Manmohan Singh recalls his ‘first love’

By Himalayan News Service

New Delhi, January 18:

Fond memories of a teacher in prime minister Manmohan Singh were revived today when he said joining the Delhi School of Economics after giving up a lucrative UN assignment was a ‘fulfilling’ moment for him although it shocked his well wishers.

“Teaching is my first love. I had always wanted to be a teacher,” Manmohan Singh said at the golden jubilee celebrations of the Faculty of Management Studies at the Delhi School of Economics here, where he taught in the late 1960s.

“I had often visited the Delhi School when I was in Punjab. To be invited on its faculty was a truly fulfilling moment,” he said, while also recollecting the day when he left the teaching profession with a heavy heart to join the government.

“I recall that I was in New York, at the UN, when the opportunity to teach at Delhi School presented itself to me. My colleagues were shocked when I informed them that I would give up my UN job to return home,” he said.

“I was called in by the Secretary General of UNCTAD who tried to persuade me to reconsider my decision. I then told him I sincerely believed that something exciting was happening in India and I wanted to be a part of it,” the Indian prime minister said.

“It was not the 1950s, the years of great hope and excitement for economists. It was the 1960s, when India was dealing with one crisis after another,” he said, recalling the famine, balance of payments crisis and social unrest of that era. The prime minister said he was convinced then that if there was one place in the world where he would like to work, it was India, and if there was one institution to be at, it was the Delhi School.

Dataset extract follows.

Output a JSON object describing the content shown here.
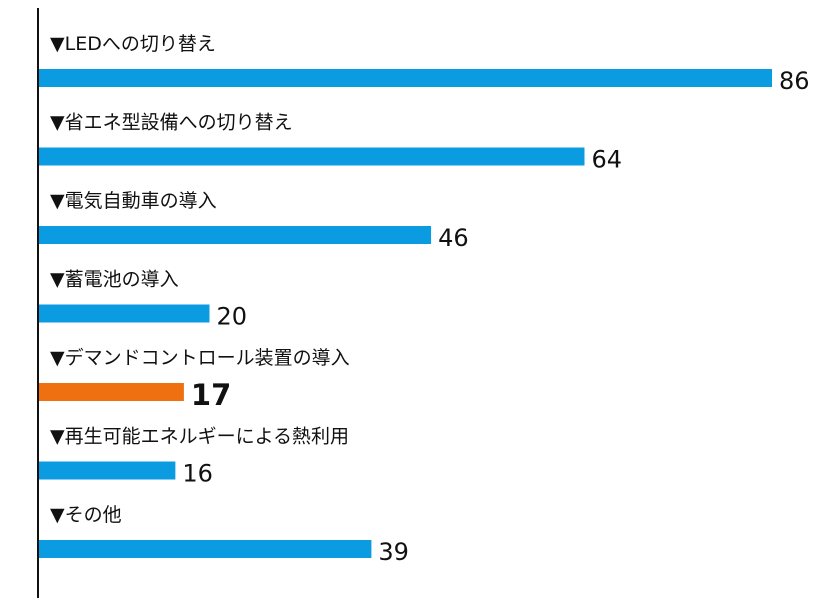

“But when the call to move to government came I took up that challenge. I was seized by an urge to try and make a difference. It was a difficult decision to make because Delhi School was a truly hospitable place,” he said.

“I merely drifted into government, pulled by a sense of duty to the country.”

The Indian prime minister said his contemporaries at that time were charged by a sense of patriotism and wanted to do things for India, make the country a better place to live in and study its various aspects of development and its society.

“Today, there is once again a need to renew this commitment to excellence in education, even as we in government focus our attention on questions of access,” the prime minister said.